Terrestrial
Aquatics
Terrestrial
Aquatics
Intersections of water
and land rule ecology
Intersections of water
and land rule ecology
For years, PNNL researchers have been part of a wide scientific effort to study how land and water interact. From soils at the pore scale to regions at the watershed scale, they have investigated the interface between terrestrial and aquatic systems, which are ecologically critical and biogeochemically dynamic.
Around the world, aquatic ecosystems dominated by water include streams, rivers, ponds, lakes, estuaries, and oceans. They interact with terrestrial ecosystems beginning with vegetated wetlands in carbon-rich hybrid zones of water and land.
These terrestrial-aquatic zones are relatively small in size, but they have monumental consequences for Earth systems. They capture, store, transform, and release carbon, nitrogen, water, energy, and other entities that influence feedback loops with aquatic environments, land ecosystems, the atmosphere, and climate.
Carbon cycles and more
Some scientists at PNNL specialize in the carbon cycle of soils, which sequester much of the Earth’s carbon, and—depending on conditions of wetting and drying—release it back into the atmosphere as carbon dioxide.
Others monitor biogeochemical exchanges that occur in riverine hyporheic zones, where fresh water and groundwater mix in reactive regions of sediment and rock.
Still others at the lab specialize in studies of permafrost, which can be fairly described as sites of terrestrial-aquatic interchange.
PNNL-Sequim is the only coastal research site within the national laboratory system of the Department of Energy (DOE). Researchers there support DOE missions related to sustainable energy (including algal biofuels and ocean-wave energy), coastal hazards risks, wetlands health, marine chemical transport hazards, and biofouling.
Other researchers at PNNL were part of recent studies sponsored by the DOE’s Terrestrial Ecosystem Science program, including a six-year effort investigating soil carbon biogeochemistry.
One ecologist at the lab inspired and now directs an international consortium of researchers called the Worldwide Hydrobiogeochemical Observation Network for Dynamic River Systems (WHONDRS). In a world where thousands of dams are emplaced on rivers annually, WHONDRS researchers collectively aim to understand the hydrologic, biogeochemical, and microbial impacts of the high-frequency water level fluctuations that dams engender.
The TAI Gap
Still other scientists at PNNL are part of a growing effort to incorporate terrestrial-aquatic interfaces (TAIs) into Earth systems models. TAIs are where fully terrestrial ecosystems transition to those that are fully aquatic—the largely coastal areas of the planet that some scientists say go from “boots to boats.”

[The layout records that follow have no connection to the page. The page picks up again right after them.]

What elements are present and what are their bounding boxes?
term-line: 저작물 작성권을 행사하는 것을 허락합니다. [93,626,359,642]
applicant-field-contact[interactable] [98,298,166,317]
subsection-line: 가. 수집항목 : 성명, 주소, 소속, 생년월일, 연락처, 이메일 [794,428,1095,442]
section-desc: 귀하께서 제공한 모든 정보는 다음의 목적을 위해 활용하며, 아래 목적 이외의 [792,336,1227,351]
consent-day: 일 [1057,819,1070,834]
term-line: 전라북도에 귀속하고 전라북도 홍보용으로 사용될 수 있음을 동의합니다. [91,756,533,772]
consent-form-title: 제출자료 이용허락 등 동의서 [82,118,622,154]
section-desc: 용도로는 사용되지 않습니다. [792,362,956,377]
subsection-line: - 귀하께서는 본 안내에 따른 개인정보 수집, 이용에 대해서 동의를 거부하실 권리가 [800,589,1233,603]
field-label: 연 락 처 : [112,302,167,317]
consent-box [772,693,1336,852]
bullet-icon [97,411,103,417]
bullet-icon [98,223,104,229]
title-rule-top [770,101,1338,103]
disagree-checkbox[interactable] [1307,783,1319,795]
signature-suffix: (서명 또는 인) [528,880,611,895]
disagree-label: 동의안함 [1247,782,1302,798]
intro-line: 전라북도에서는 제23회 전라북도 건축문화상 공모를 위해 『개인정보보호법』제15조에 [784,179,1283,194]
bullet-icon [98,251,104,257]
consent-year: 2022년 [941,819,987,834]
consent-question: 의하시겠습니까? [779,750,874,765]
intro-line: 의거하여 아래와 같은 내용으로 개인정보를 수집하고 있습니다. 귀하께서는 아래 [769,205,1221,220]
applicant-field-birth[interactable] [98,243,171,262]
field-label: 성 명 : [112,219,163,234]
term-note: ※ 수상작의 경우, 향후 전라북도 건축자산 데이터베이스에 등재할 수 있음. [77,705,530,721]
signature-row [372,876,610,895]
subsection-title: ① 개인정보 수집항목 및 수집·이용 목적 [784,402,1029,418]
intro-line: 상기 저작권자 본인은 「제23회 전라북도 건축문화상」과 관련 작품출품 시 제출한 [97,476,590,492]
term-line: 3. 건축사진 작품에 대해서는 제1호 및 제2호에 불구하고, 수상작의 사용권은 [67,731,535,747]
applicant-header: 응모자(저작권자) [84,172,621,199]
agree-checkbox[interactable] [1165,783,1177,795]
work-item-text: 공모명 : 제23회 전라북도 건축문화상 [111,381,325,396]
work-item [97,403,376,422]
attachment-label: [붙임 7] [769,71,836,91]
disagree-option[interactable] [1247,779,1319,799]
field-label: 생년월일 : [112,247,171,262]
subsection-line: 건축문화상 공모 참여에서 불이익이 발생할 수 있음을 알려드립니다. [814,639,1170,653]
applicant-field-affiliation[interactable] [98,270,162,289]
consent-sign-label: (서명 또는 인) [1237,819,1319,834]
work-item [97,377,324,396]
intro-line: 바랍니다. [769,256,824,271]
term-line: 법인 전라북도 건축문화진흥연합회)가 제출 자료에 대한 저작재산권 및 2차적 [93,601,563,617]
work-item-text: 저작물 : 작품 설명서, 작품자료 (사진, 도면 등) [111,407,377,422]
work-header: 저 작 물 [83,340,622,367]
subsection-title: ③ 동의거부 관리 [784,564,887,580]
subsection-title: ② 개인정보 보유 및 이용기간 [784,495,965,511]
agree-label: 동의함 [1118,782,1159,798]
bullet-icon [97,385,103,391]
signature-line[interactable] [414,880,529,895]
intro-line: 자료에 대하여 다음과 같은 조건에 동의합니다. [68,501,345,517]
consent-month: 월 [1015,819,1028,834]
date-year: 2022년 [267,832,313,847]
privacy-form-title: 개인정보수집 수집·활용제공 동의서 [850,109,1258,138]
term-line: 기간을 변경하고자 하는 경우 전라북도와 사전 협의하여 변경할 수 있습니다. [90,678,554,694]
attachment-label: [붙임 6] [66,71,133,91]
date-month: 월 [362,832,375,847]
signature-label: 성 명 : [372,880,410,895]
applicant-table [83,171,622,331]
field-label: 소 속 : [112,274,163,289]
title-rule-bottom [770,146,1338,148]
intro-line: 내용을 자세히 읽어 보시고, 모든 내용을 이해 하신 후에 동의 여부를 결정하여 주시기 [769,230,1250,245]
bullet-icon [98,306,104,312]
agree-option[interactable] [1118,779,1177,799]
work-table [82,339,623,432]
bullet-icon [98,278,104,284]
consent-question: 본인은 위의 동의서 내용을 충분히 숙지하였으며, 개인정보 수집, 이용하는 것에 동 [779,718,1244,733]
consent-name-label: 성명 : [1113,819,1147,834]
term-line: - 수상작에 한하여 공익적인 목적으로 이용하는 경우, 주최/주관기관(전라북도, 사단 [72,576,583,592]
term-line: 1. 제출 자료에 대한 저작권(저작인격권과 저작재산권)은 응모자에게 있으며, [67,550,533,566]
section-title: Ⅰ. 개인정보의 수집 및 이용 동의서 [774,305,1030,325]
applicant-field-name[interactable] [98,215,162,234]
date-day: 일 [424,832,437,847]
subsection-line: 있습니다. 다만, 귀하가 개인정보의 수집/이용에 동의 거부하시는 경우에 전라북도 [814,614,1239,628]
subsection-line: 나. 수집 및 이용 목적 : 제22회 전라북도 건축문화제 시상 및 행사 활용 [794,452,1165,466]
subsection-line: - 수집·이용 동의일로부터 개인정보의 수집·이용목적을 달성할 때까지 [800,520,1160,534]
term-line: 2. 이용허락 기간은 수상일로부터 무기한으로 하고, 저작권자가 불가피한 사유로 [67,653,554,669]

To date, Earth system models only include static fractions of dry land and open water. That approach misses much of what is in between: an ecologically critical hybrid of wet-to-dry features that mark coastal areas and that are global hotspots of biological, biogeochemical, and ecological activity. In 2016, DOE sponsored a landmark workshop to correct what it called the “TAI gap” in Earth system models. The resulting report on research priorities was co-authored by a PNNL soil microbiologist.